Two veteran Cold War historians allege that pro-Soviet American government officials and private citizens labored during and after World War II to aid communism around the globe.
Former Indianapolis News editor commentator Evans (Blacklisted by History: The Untold Story of Senator Joe McCarthy and His Fight Against America's Enemies, 2007, etc.) and former Office to Counter Soviet Disinformation head Romerstein (co-author: The Venona Secrets: Exposing Soviet Espionage and America's Traitors, 2000, etc.) believe that Stalin manipulated Franklin Roosevelt and, to a lesser extent, Winston Churchill, during World War II, in exchange for the Russians using their military might against Nazi Germany. Stalin and his aides gained hegemony in postwar Europe, write the authors, with the help of traitors within both the Roosevelt and Truman administrations. Evans and Romerstein discuss the roles of Alger Hiss and Armand Hammer, and they cite an impressive array of sources in both English and Russian.

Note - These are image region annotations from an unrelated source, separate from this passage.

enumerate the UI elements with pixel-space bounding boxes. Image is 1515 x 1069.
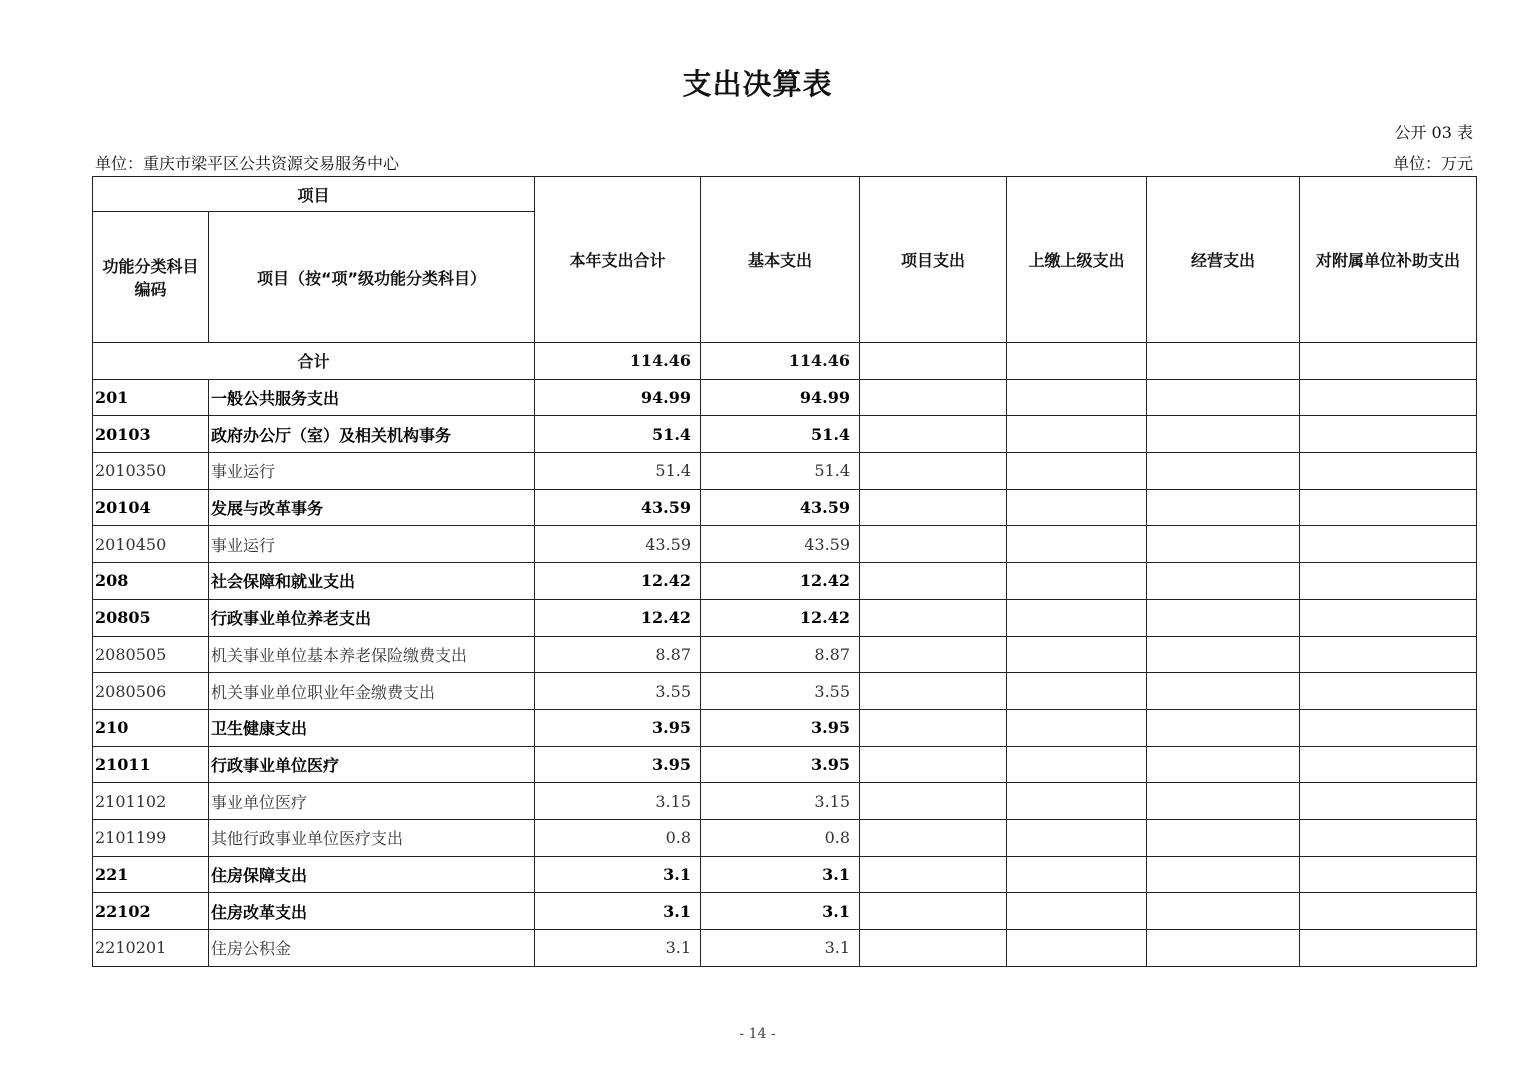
row-basic: 3.1 (701, 856, 860, 893)
empty-cell (1147, 453, 1300, 490)
empty-cell (860, 599, 1007, 636)
row-name: 行政事业单位医疗 (209, 746, 535, 783)
row-name: 机关事业单位职业年金缴费支出 (209, 673, 535, 710)
row-name: 发展与改革事务 (209, 489, 535, 526)
row-code: 201 (93, 379, 209, 416)
empty-cell (1147, 709, 1300, 746)
row-total: 43.59 (535, 526, 701, 563)
header-name: 项目（按“项”级功能分类科目） (209, 212, 535, 343)
empty-cell (860, 563, 1007, 600)
organization-unit: 单位：重庆市梁平区公共资源交易服务中心 (95, 154, 400, 173)
empty-cell (1300, 930, 1477, 967)
row-name: 事业单位医疗 (209, 783, 535, 820)
empty-cell (1300, 819, 1477, 856)
empty-cell (860, 636, 1007, 673)
empty-cell (1300, 526, 1477, 563)
row-basic: 3.95 (701, 746, 860, 783)
empty-cell (1007, 893, 1147, 930)
empty-cell (1300, 599, 1477, 636)
row-total: 43.59 (535, 489, 701, 526)
empty-cell (1147, 673, 1300, 710)
header-total: 本年支出合计 (535, 177, 701, 343)
row-code: 21011 (93, 746, 209, 783)
empty-cell (860, 379, 1007, 416)
currency-unit: 单位：万元 (1392, 154, 1473, 173)
empty-cell (1007, 453, 1147, 490)
empty-cell (1300, 343, 1477, 380)
empty-cell (1300, 379, 1477, 416)
row-name: 社会保障和就业支出 (209, 563, 535, 600)
row-basic: 3.15 (701, 783, 860, 820)
header-basic: 基本支出 (701, 177, 860, 343)
table-row (93, 746, 1477, 783)
header-subsidy: 对附属单位补助支出 (1300, 177, 1477, 343)
empty-cell (1300, 673, 1477, 710)
row-code: 210 (93, 709, 209, 746)
empty-cell (1007, 930, 1147, 967)
row-name: 住房保障支出 (209, 856, 535, 893)
empty-cell (1007, 856, 1147, 893)
empty-cell (1007, 746, 1147, 783)
empty-cell (860, 746, 1007, 783)
row-total: 0.8 (535, 819, 701, 856)
empty-cell (1300, 856, 1477, 893)
row-total: 12.42 (535, 599, 701, 636)
total-sum: 114.46 (535, 343, 701, 380)
empty-cell (1147, 489, 1300, 526)
header-code: 功能分类科目编码 (93, 212, 209, 343)
row-code: 2080505 (93, 636, 209, 673)
row-total: 3.1 (535, 893, 701, 930)
table-row (93, 709, 1477, 746)
empty-cell (860, 489, 1007, 526)
row-name: 卫生健康支出 (209, 709, 535, 746)
row-total: 12.42 (535, 563, 701, 600)
header-project-expenditure: 项目支出 (860, 177, 1007, 343)
row-total: 3.1 (535, 856, 701, 893)
empty-cell (1147, 746, 1300, 783)
row-name: 机关事业单位基本养老保险缴费支出 (209, 636, 535, 673)
empty-cell (1007, 709, 1147, 746)
total-basic: 114.46 (701, 343, 860, 380)
row-name: 政府办公厅（室）及相关机构事务 (209, 416, 535, 453)
empty-cell (860, 856, 1007, 893)
row-basic: 51.4 (701, 453, 860, 490)
table-row (93, 930, 1477, 967)
empty-cell (860, 893, 1007, 930)
empty-cell (860, 709, 1007, 746)
empty-cell (1007, 783, 1147, 820)
empty-cell (1147, 819, 1300, 856)
empty-cell (1147, 343, 1300, 380)
row-basic: 12.42 (701, 599, 860, 636)
empty-cell (1007, 599, 1147, 636)
empty-cell (860, 930, 1007, 967)
table-row (93, 893, 1477, 930)
row-name: 事业运行 (209, 453, 535, 490)
total-row (93, 343, 1477, 380)
table-row (93, 563, 1477, 600)
empty-cell (1007, 636, 1147, 673)
empty-cell (1300, 746, 1477, 783)
page-number: - 14 - (739, 1026, 776, 1042)
table-row (93, 783, 1477, 820)
form-number: 公开 03 表 (1394, 123, 1473, 142)
row-total: 3.95 (535, 746, 701, 783)
empty-cell (860, 526, 1007, 563)
row-basic: 8.87 (701, 636, 860, 673)
empty-cell (1007, 416, 1147, 453)
empty-cell (860, 343, 1007, 380)
empty-cell (1007, 489, 1147, 526)
empty-cell (1007, 526, 1147, 563)
expenditure-table (92, 176, 1477, 967)
empty-cell (1300, 489, 1477, 526)
row-code: 208 (93, 563, 209, 600)
row-total: 3.55 (535, 673, 701, 710)
row-name: 一般公共服务支出 (209, 379, 535, 416)
header-upper-payment: 上缴上级支出 (1007, 177, 1147, 343)
row-name: 行政事业单位养老支出 (209, 599, 535, 636)
row-total: 3.1 (535, 930, 701, 967)
empty-cell (1300, 783, 1477, 820)
empty-cell (1300, 636, 1477, 673)
row-name: 事业运行 (209, 526, 535, 563)
table-row (93, 599, 1477, 636)
empty-cell (860, 416, 1007, 453)
row-basic: 3.95 (701, 709, 860, 746)
row-basic: 12.42 (701, 563, 860, 600)
row-total: 8.87 (535, 636, 701, 673)
row-code: 20103 (93, 416, 209, 453)
table-row (93, 489, 1477, 526)
empty-cell (860, 453, 1007, 490)
row-code: 20104 (93, 489, 209, 526)
empty-cell (1147, 416, 1300, 453)
row-basic: 43.59 (701, 526, 860, 563)
row-total: 3.95 (535, 709, 701, 746)
page-title: 支出决算表 (682, 67, 833, 101)
row-code: 2210201 (93, 930, 209, 967)
empty-cell (1147, 563, 1300, 600)
row-code: 22102 (93, 893, 209, 930)
empty-cell (1147, 930, 1300, 967)
row-code: 2101102 (93, 783, 209, 820)
empty-cell (860, 783, 1007, 820)
empty-cell (1300, 709, 1477, 746)
table-row (93, 526, 1477, 563)
row-basic: 94.99 (701, 379, 860, 416)
row-basic: 51.4 (701, 416, 860, 453)
empty-cell (860, 819, 1007, 856)
empty-cell (1147, 783, 1300, 820)
row-basic: 0.8 (701, 819, 860, 856)
row-name: 住房改革支出 (209, 893, 535, 930)
empty-cell (1147, 856, 1300, 893)
row-name: 住房公积金 (209, 930, 535, 967)
empty-cell (1300, 416, 1477, 453)
table-row (93, 636, 1477, 673)
empty-cell (1300, 453, 1477, 490)
empty-cell (1147, 893, 1300, 930)
table-row (93, 819, 1477, 856)
header-business: 经营支出 (1147, 177, 1300, 343)
table-row (93, 856, 1477, 893)
table-row (93, 416, 1477, 453)
table-row (93, 453, 1477, 490)
row-total: 51.4 (535, 416, 701, 453)
row-basic: 3.1 (701, 893, 860, 930)
empty-cell (1007, 673, 1147, 710)
empty-cell (1007, 343, 1147, 380)
row-code: 20805 (93, 599, 209, 636)
empty-cell (860, 673, 1007, 710)
empty-cell (1147, 379, 1300, 416)
empty-cell (1007, 563, 1147, 600)
row-total: 3.15 (535, 783, 701, 820)
total-label: 合计 (93, 343, 535, 380)
empty-cell (1007, 379, 1147, 416)
empty-cell (1147, 526, 1300, 563)
row-total: 94.99 (535, 379, 701, 416)
row-name: 其他行政事业单位医疗支出 (209, 819, 535, 856)
row-basic: 43.59 (701, 489, 860, 526)
table-row (93, 379, 1477, 416)
header-project: 项目 (93, 177, 535, 212)
row-code: 2080506 (93, 673, 209, 710)
empty-cell (1300, 893, 1477, 930)
row-basic: 3.1 (701, 930, 860, 967)
table-row (93, 673, 1477, 710)
row-total: 51.4 (535, 453, 701, 490)
row-code: 2101199 (93, 819, 209, 856)
empty-cell (1300, 563, 1477, 600)
empty-cell (1147, 599, 1300, 636)
empty-cell (1007, 819, 1147, 856)
row-code: 2010350 (93, 453, 209, 490)
row-code: 2010450 (93, 526, 209, 563)
row-code: 221 (93, 856, 209, 893)
row-basic: 3.55 (701, 673, 860, 710)
empty-cell (1147, 636, 1300, 673)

However, as has been their practice for decades, the authors equate presence at an event—e.g., Roosevelt, Stalin and Churchill at Yalta—with the covert wielding of tremendous influence. That Hiss, Hammer and others accused of treason by Evans and Romerstein could have achieved the results for which they are blamed falls into the realm of speculation, no matter the breadth of research. Their speculation is interesting, and some may be true, but their seeming inability to distinguish between factual evidence and assumption weakens the book. When the authors stray from Soviet influence within the United States and shift the focus to the rise of communism in China around the same time, their speculation about the allegedly traitorous activity of named individuals feels even shakier.
This treatment of an important topic is tainted by excesses of preconception and ideology.